Now here is an album that a critic has to love. Not because it's necessarily good or bad (spoiler alert: it's the former), but because it lets us flex our useless, encyclopedic, musical muscles and name drop like we're trying hopelessly to impress someone at a party. For example, I could say that the title track reminds me of The Moon and Antarctica-era Modest Mouse. Or I could say that the opening riff of "(You Will) Set the World on Fire" would make Elephant-era Jack White salivate. Or that "I'd Rather Be High" seems like it could've been a Pavement song in some alternate reality where they traded in their baggy t-shirts for some shiny spandex. Or that "How Does the Grass Grow?" seems like it belongs on some non-existent Blur EP between The Great Escape and 13. Or that if I didn't know better and had my iPod on shuffle, I would think that "If You Can See Me" was by U2. Or that comparisons could be made between "Love is Lost" and My Bloody Valentine's recent "is this and yes." But none of that matters.

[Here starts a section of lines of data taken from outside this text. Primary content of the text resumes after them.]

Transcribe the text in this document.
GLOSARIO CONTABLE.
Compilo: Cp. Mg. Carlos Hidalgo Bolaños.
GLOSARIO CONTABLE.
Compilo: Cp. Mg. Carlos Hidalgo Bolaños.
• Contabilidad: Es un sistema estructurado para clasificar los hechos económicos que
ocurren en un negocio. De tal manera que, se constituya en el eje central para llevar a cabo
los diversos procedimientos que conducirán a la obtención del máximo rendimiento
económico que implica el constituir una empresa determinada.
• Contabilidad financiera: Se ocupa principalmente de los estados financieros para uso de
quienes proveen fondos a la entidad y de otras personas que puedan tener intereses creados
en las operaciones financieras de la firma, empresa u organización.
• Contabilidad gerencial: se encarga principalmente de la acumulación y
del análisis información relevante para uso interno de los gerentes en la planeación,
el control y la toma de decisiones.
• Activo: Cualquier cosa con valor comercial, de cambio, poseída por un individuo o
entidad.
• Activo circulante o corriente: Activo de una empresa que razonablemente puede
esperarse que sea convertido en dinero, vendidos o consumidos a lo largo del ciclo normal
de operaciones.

As many dots can be connected to The Next Day, the one artist that Bowie sounds most like during his new release is, well, Bowie. But the icon has had so many faces over the years, that The Next Day has plenty of stylistic room to breathe while still sounding like it has Bowie's glittery blood rushing through its veins. As the album art would suggest, The Next Day probably has its most direct links to Heroes, but from a non-musical standpoint, I can't help but think that this is the work of The Man Who Fell to Earth. Because if there is one thing that The Next Day has convinced me of it's this: David Bowie is an alien.
Now, I don't mean that anecdotally or in the meta-humor sense that that sentiment has come to exude. For all the albums and jokes, if there is evidence of extra-terrestrial life on this planet, it is in The Next Day. Because there is simply no way an artist can be Bowie's age and release a work that sounds so young. It is immediately apparent that Bowie's voice hasn't aged a day since the late seventies. But more importantly, if I were put into a cryogenic freezer before I ever listened to any David Bowie albums and then someone made me listen to Heroes and The Next Day in one sitting, I would think they were recorded in the same year. But that's not because The Next Day doesn't sound like 2013. It's because Heroes doesn't sound like 1978. And Hunky Dory doesn't sound like 1971. And Aladdin Sane doesn't sound like "197?." And Low sure as hell doesn't sound like 1977. (Ziggy Stardust is an intentional omission from this list, but its sense of time has become directly proportional to its charm.)
That's the greatest strength of The Next Day: Not only does it feel timeless, but it reminds you that Bowie is timeless. All of his different personae and albums all make up the artist as a whole, and regardless of their chronological order, they all exist simultaneously. Bowie is one of the few artists whose discography shouldn't necessarily be listened to in chronological order. Sure, he evolved, but not in the sense that most people do. He never went from point A to point B. He went from point Z to point Omega, stayed there for a bit, then hopped on a train to a land that had no alphabet.
So, I guess my one complaint about The Next Day is its title. Unless its intentionally ironic, it really is misleading. With Bowie, even a new release after years of inactivity isn't the next step. It's simply a move in an elaborate shuffle without a beginning or end. A far better choice would have been a later track on the album, "Where are We Now?" Well, honestly, I don't know. I can't tell up from down, and I don't know if the light I see is the beginning or end of the tunnel. But wherever we are, I like it, Bowie. Keep it up.